Em seu texto, o Projeto de Lei determina que 80% do que for comercializado nos Centros de Artesanatos públicos do Estado sejam de produtos potiguares. Esse percentual foi questionado pelos comerciantes, que alegam produção insuficiente para atender a demanda.

A ideia da audiência pública surgiu em reunião realizada na manhã desta quarta-feira (15) entre o presidente da Casa, os deputados Hermano Morais (PMDB), Larissa Rosado (PSB), Márcia Maia (PSB) e Nélter Queiroz (PMDB) e representantes da Associação dos Empreendedores do Centro de Turismo (ASECTUR) e Associação dos Vendedores de Artesanato do Cajueiro (AVAC). O grupo apresentou uma série de ajustes que podem ser feitos ao texto, o principal pede a redução desse percentual para 40%.

“Essa lei precisa ser revista de forma que possamos trabalhar com os produtos locais e de outros estados, mantendo uma diversidade e competitividade no mercado. Não podemos criar muros, precisamos criar pontes”, afirma a artesã e associada  da ASECTUR, Margareth Carvalho. A justificativa dos comerciantes tem como base o volume da produção de artesanato potiguar, insuficiente para atender a demanda dos dois centros públicos de comercialização da cidade, e o temor de uma represália por parte dos outros estados. “Os artesões podem ser impedidos de comercializar seus produtos nos outros estados já que apenas 20% da produção de fora poderá entrar nas nossas lojas”, observa Margareth.

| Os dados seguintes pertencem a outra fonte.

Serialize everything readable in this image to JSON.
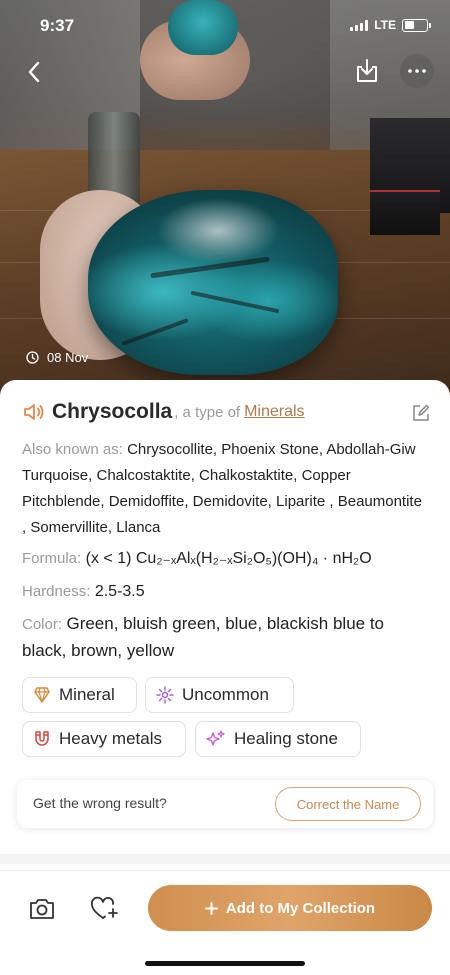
{
  "status_bar": {
    "time": "9:37",
    "network": "LTE"
  },
  "photo": {
    "date": "08 Nov"
  },
  "header_actions": {
    "back_icon": "chevron-left-icon",
    "download_icon": "download-icon",
    "more_icon": "more-dots-icon"
  },
  "mineral": {
    "name": "Chrysocolla",
    "type_prefix": ", a type of",
    "type_link": "Minerals",
    "also_known_label": "Also known as:",
    "also_known_value": "Chrysocollite, Phoenix Stone, Abdollah-Giw Turquoise, Chalcostaktite, Chalkostaktite, Copper Pitchblende, Demidoffite, Demidovite, Liparite , Beaumontite , Somervillite, Llanca",
    "formula_label": "Formula:",
    "formula_value": "(x < 1) Cu₂₋ₓAlₓ(H₂₋ₓSi₂O₅)(OH)₄ · nH₂O",
    "hardness_label": "Hardness:",
    "hardness_value": "2.5-3.5",
    "color_label": "Color:",
    "color_value": "Green, bluish green, blue, blackish blue to black, brown, yellow"
  },
  "tags": [
    {
      "label": "Mineral",
      "icon": "crystal-icon",
      "color": "#d8893a"
    },
    {
      "label": "Uncommon",
      "icon": "sparkle-icon",
      "color": "#a95fd6"
    },
    {
      "label": "Heavy metals",
      "icon": "magnet-icon",
      "color": "#d6453f"
    },
    {
      "label": "Healing stone",
      "icon": "healing-sparkle-icon",
      "color": "#c85fd0"
    }
  ],
  "feedback": {
    "prompt": "Get the wrong result?",
    "button": "Correct the Name"
  },
  "bottom_bar": {
    "add_button": "Add to My Collection"
  },
  "colors": {
    "accent": "#d09050",
    "link": "#b07a4f"
  }
}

O momento econômico também deve ser observado, destaca a deputada Márcia Maia (PSB). “É preciso perceber o momento. Essas pessoas são lojistas e empregadores. A partir do momento que a diversidade dos produtos diminui, o movimento nesses estabelecimentos pode cair”, explicou.

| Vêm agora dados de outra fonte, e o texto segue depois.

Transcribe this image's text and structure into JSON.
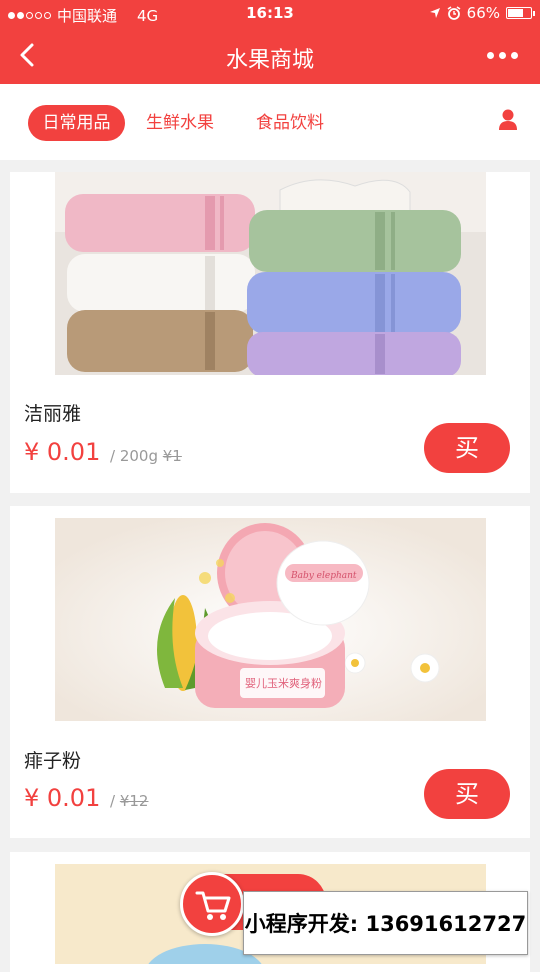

Outro ponto destacado pelos comerciantes é que a lei incidirá apenas nos centros públicos de comercialização de artesanato, criando assim uma concorrência desleal, visto que os centros com administração privada poderão continuar vendendo toda a sorte de mercadoria. “O Governo do Estado pensou apenas no fim da cadeia. Precisamos de capacitação para os artesões, tanto para produzirem em maior escala e oferecerem aos comerciantes daqui e de outros estados, como para aprenderem a negociar. Muitas vezes os valores não são competitivos, mesmo se compararmos com produtos vindos de outros estados”, disse Adelson Melo, presidente da AVAC.

O Projeto de Lei que institui a Lei Estadual do Artesanato Potiguar (Proart-RN) foi apresentado pela secretária estadual de Trabalho, Habitação e da Assistência Social (Sethas), Julianne Faria, e também institui o selo Potiguar Sou Eu, o Fundo do Artesanato Potiguar e o Conselho Fiscalizador.